Representations in Biological and Artificial Neural Networks

Abstract

Remarkably, artificial neural networks (ANNs) have shown astounding success in almost all aspects of artificial intelligence. Meanwhile, large scale experiments have gathered an unprecedented amount of data about the biological brain, both anatomical and functional. In this thesis, we make a series of interconnected endeavors to link ANNs with biological brains, and show that such links can shed light on our understanding of both systems. First, we establish and validate a paradigm for comparing ANN models with large scale functional data sets from mouse visual cortex. We show that comparing ANNs to the real brain is not only possible to do in a reliable way, but also helpful in revealing insights about computation in the biological brain.
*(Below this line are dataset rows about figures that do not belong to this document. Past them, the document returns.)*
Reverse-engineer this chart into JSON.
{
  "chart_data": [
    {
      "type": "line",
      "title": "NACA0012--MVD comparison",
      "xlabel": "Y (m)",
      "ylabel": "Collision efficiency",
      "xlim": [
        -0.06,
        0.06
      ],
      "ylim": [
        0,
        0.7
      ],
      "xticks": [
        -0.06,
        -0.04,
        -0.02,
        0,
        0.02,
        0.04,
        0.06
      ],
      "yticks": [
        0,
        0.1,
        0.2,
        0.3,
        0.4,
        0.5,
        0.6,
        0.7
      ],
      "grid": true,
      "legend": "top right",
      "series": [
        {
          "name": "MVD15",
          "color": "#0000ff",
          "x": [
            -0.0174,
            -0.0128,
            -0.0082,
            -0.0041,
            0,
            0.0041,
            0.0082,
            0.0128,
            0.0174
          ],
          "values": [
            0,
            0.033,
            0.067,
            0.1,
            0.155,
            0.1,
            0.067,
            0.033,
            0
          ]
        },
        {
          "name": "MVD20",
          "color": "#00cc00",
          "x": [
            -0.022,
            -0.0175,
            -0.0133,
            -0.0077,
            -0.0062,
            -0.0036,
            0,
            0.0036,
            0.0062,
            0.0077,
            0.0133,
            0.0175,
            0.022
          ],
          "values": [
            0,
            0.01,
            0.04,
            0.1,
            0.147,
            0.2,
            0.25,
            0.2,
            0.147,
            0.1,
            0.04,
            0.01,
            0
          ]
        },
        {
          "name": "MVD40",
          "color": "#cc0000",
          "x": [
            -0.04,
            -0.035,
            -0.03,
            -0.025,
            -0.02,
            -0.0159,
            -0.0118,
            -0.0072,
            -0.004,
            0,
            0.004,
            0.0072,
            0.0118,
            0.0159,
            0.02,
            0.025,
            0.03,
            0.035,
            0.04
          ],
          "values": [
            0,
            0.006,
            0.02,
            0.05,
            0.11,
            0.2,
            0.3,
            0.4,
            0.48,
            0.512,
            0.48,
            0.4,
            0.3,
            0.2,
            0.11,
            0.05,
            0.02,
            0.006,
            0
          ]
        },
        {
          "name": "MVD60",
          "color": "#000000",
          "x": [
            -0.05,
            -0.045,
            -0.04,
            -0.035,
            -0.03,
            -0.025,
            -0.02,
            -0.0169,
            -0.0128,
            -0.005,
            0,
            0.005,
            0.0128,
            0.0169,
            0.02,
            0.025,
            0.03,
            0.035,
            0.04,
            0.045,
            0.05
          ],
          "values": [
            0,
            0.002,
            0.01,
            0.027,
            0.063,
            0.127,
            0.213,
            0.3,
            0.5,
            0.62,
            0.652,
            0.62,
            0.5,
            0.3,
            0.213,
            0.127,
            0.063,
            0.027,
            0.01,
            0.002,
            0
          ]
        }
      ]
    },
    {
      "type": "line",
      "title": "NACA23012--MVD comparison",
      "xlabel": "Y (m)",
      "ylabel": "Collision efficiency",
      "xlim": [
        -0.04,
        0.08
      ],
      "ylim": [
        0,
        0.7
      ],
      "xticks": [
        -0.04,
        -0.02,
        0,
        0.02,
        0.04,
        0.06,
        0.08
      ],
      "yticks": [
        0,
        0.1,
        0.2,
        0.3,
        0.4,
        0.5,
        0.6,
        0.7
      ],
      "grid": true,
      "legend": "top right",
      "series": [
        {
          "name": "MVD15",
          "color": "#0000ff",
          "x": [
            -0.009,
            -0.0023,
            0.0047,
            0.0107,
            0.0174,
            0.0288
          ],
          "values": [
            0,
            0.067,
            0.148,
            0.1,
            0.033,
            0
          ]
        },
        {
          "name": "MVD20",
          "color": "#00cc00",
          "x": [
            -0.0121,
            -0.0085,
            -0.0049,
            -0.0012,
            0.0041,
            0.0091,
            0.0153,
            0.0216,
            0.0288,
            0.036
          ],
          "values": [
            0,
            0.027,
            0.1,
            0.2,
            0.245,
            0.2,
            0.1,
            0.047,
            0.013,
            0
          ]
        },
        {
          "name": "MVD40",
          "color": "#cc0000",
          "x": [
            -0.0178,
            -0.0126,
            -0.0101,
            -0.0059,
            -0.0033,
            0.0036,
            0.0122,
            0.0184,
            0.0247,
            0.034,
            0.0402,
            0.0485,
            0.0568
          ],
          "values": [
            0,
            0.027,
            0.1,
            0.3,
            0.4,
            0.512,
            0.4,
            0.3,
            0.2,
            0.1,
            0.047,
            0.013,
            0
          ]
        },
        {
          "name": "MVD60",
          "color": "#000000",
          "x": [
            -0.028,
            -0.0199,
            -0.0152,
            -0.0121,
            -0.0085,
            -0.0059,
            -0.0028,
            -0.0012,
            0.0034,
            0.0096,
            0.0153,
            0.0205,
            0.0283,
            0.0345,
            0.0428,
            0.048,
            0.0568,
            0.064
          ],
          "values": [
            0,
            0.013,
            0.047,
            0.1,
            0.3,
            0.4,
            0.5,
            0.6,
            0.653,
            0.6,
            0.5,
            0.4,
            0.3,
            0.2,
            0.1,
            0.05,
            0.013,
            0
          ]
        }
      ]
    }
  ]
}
Second, we present the first (to our knowledge) ANN model of the mouse visual cortex (MouseNet) that is constrained by large-scale mesoscopic anatomical data. With the MouseNet model, we demonstrate the computational capabilities of a mouse- sized architecture and quantify the extent to which it recapitulates the neural representation of images in mouse visual cortex. Finally, we utilize the mathematical framework of linear ANNs to study learning dynamics in a simple model with parallel pathways, an important network feature that appears in MouseNet and is common in biological brains. We examine and quantify the surprisingly rich dynamics by which the learning process distributes the task-related knowledge among different network pathways.